Si traigo ahora aquí al difunto Tifus es porque compruebo con alegría que, luego de algún vaivén pasajero, el bar renace. Con otro nombre pero (me parece) con semejante espíritu. Un aire festivo inunda el viejo recinto denominado hoy La Jala, cuyos fans forman una combativa legión que lo ha convertido en su favorito y no aceptan otras alternativas (salvado sea el Iturza, con el que tantas cosas comparte), de modo que gracias a ese boca-oreja tan militante y tan típico de Logroño se erige ahora en lo que el Tifus fue: un bar icónico. Canónico. Con una particularidad que se agradece: precios comedidos. Un modelo de bar triunfante según me parece, cuyo ejemplo pueden muy bien imitar desde el sector, para que la oferta se diversifique. No todo van a ser garitos de diseño, con tapas de apellidos larguísimos y crianzas cobrados como reservas. Así que larga vida a La Jala: el Tifus estaría orgulloso.

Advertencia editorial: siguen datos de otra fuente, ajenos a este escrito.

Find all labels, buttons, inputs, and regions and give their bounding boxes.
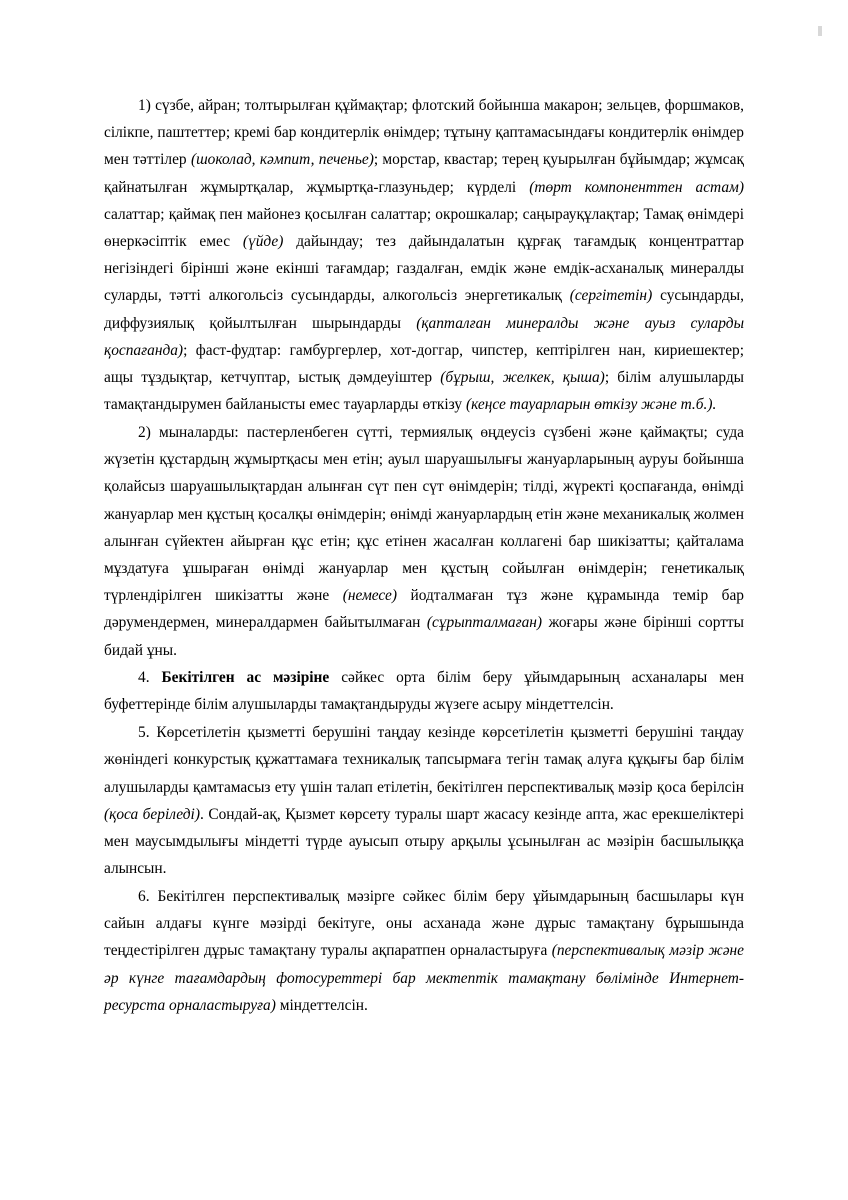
paragraph-item-5 (104, 719, 744, 882)
document-body (104, 92, 744, 1019)
emphasis-text: (кеңсе тауарларын өткізу және т.б.). (465, 396, 717, 414)
body-text: 4. (138, 669, 162, 687)
strong-text: Бекітілген ас мәзіріне (161, 669, 330, 687)
paragraph-item-2 (104, 419, 744, 664)
emphasis-text: (қапталған минералды және ауыз суларды қоспағанда) (104, 314, 744, 359)
body-text: жоғары және бірінші сортты бидай ұны. (104, 614, 744, 659)
body-text: салаттар; қаймақ пен майонез қосылған салаттар; окрошкалар; саңырауқұлақтар; Тамақ өнімдері өнеркәсіптік емес (104, 205, 744, 251)
body-text: 2) мыналарды: пастерленбеген сүтті, термиялық өңдеусіз сүзбені және қаймақты; суда жүзетін құстардың жұмыртқасы мен етін; ауыл шаруашылығы жануарларының ауруы бойынша қолайсыз шаруашылықтардан алынған сүт пен сүт өнімдерін; тілді, жүректі қоспағанда, өнімді жануарлар мен құстың қосалқы өнімдерін; өнімді жануарлардың етін және механикалық жолмен алынған сүйектен айырған құс етін; құс етінен жасалған коллагені бар шикізатты; қайталама мұздатуға ұшыраған өнімді жануарлар мен құстың сойылған өнімдерін; генетикалық түрлендірілген шикізатты және (104, 423, 744, 605)
paragraph-item-4 (104, 664, 744, 718)
body-text: 6. Бекітілген перспективалық мәзірге сәйкес білім беру ұйымдарының басшылары күн сайын алдағы күнге мәзірді бекітуге, оны асханада және дұрыс тамақтану бұрышында теңдестірілген дұрыс тамақтану туралы ақпаратпен орналастыруға (104, 887, 744, 960)
body-text: 1) сүзбе, айран; толтырылған құймақтар; флотский бойынша макарон; зельцев, форшмаков, сілікпе, паштеттер; кремі бар кондитерлік өнімдер; тұтыну қаптамасындағы кондитерлік өнімдер мен тәттілер (104, 97, 744, 169)
body-text: 5. Көрсетілетін қызметті берушіні таңдау кезінде көрсетілетін қызметті берушіні таңдау жөніндегі конкурстық құжаттамаға техникалық тапсырмаға тегін тамақ алуға құқығы бар білім алушыларды қамтамасыз ету үшін талап етілетін, бекітілген перспективалық мәзір қоса берілсін (104, 724, 744, 796)
body-text: ; фаст-фудтар: гамбургерлер, хот-доггар, чипстер, кептірілген нан, кириешектер; ащы тұздықтар, кетчуптар, ыстық дәмдеуіштер (104, 341, 744, 387)
emphasis-text: (бұрыш, желкек, қыша) (440, 369, 605, 387)
page-corner-mark (818, 26, 822, 36)
body-text: ; морстар, квастар; терең қуырылған бұйымдар; жұмсақ қайнатылған жұмыртқалар, жұмыртқа-глазуньдер; күрделі (104, 151, 744, 196)
emphasis-text: (немесе) (342, 587, 397, 605)
paragraph-item-6 (104, 883, 744, 1019)
body-text: йодталмаған тұз және құрамында темір бар дәрумендермен, минералдармен байытылмаған (104, 587, 744, 632)
emphasis-text: (үйде) (242, 233, 284, 251)
emphasis-text: (төрт компоненттен астам) (529, 178, 744, 196)
body-text: міндеттелсін. (275, 996, 368, 1014)
body-text: сәйкес орта білім беру ұйымдарының асханалары мен буфеттерінде білім алушыларды тамақтандыруды жүзеге асыру міндеттелсін. (104, 669, 745, 714)
emphasis-text: (шоколад, кәмпит, печенье) (190, 151, 374, 169)
body-text: дайындау; тез дайындалатын құрғақ тағамдық концентраттар негізіндегі бірінші және екінші тағамдар; газдалған, емдік және емдік-асханалық минералды суларды, тәтті алкогольсіз сусындарды, алкогольсіз энергетикалық (104, 233, 744, 305)
paragraph-item-1 (104, 92, 744, 418)
body-text: ; білім алушыларды тамақтандырумен байланысты емес тауарларды өткізу (104, 369, 744, 414)
emphasis-text: (сергітетін) (569, 287, 653, 305)
emphasis-text: (қоса беріледі) (104, 805, 200, 823)
body-text: сусындарды, диффузиялық қойылтылған шырындарды (104, 287, 744, 332)
emphasis-text: (перспективалық мәзір және әр күнге тағамдардың фотосуреттері бар мектептік тамақтану бөлімінде Интернет-ресурста орналастыруға) (104, 942, 744, 1014)
emphasis-text: (сұрыпталмаған) (426, 614, 543, 632)
body-text: . Сондай-ақ, Қызмет көрсету туралы шарт жасасу кезінде апта, жас ерекшеліктері мен маусымдылығы міндетті түрде ауысып отыру арқылы ұсынылған ас мәзірін басшылыққа алынсын. (104, 805, 744, 878)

P.D. El Tifus nunca fue un bar empotrado en su propio circuito de tragos según es moda en Logroño. Al Tifus había que ir, porque la calle apenas ocultaba otros encantos en forma de bares que la legendaria bodeguilla Montiel, local situado a mano derecha según se entraba por la calle Mayor. Montiel fue una de las últimas de esta tipología en arrojar la toalla, un modelo de bar ya en retirada que se ha glosado antes en este blog, que tuvo algo de lugar de encuentro entre generaciones: la Mayor empezaba a cotizarse entre las nuevas hordas juveniles y aquella bodeguilla ejerció como cabeza de puente para llegar al Tifus, con los abuelos haciéndose los amos de las sillas y los porrones pero aceptando compartir su pincho estrella, las raciones de hígado empanado que nunca me tuvieron entre sus adictos.